The Irish Cattle and Sheep Farmers Association (ICSA) has said it has not agreed to and could never agree to new TB testing requirements without clarity on who’ll pay for them.
ICSA animal health and welfare chair Hugh Farrell warned that the Department of Agriculture has rolled out the new TB testing regulations under the European Animal Health Law without the agreement of stakeholders.
“I want to make it clear that ICSA has not agreed to this and that we could never agree to this until the financial responsibility of this additional testing was determined. This is a position we have stated time and time again at the TB forum,” he said.
Farrell described it as “very regrettable” that the department “have taken it upon themselves to issue details of the new testing requirements without any mention of who is paying for this testing”.
“ICSA has been consistent in its stance that farmers pay for one annual herd test - and one test only. As far as we are concerned this is a fundamental principle of the TB eradication programme, and it must be maintained.

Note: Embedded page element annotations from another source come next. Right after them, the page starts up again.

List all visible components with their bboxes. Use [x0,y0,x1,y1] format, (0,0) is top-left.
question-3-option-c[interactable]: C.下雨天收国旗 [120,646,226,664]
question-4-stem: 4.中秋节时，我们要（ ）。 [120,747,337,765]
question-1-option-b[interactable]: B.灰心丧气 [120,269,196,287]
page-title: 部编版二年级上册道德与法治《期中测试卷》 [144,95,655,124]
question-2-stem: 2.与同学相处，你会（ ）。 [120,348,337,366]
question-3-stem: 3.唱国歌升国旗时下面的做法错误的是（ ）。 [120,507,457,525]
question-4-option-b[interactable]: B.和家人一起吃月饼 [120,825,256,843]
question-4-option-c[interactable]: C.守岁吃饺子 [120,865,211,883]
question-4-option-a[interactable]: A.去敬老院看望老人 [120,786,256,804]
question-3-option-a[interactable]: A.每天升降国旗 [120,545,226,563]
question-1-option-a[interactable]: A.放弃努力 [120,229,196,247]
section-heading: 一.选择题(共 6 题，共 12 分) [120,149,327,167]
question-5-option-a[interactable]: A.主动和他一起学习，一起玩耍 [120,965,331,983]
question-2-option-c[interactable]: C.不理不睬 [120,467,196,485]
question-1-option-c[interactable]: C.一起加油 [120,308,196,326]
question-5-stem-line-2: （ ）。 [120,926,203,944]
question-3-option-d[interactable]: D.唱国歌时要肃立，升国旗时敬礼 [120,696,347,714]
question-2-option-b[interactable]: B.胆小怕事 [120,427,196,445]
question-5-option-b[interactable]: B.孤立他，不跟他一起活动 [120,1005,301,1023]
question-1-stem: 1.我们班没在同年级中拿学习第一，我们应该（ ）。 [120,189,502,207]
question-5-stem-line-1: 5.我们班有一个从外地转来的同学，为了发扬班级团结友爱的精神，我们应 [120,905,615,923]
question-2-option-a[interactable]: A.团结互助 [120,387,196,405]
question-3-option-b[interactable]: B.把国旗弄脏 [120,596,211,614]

“Unfortunately, once again we are seeing farmers being burdened with additional testing demands, the finer details of which have not been signed off by the TB forum, most notably who will pay,” he said.
The ICSA animal health chair called on Minister for Agriculture Charlie McConalogue to “have an honest dialogue with farmers on this issue” where he clarifies whether he “expect[s] them to pay for additional TB testing or not”.
“This question needs to be answered, and it needs to be answered by the Minister prior to any roll out of new mandatory testing regulations,” insisted Farrell.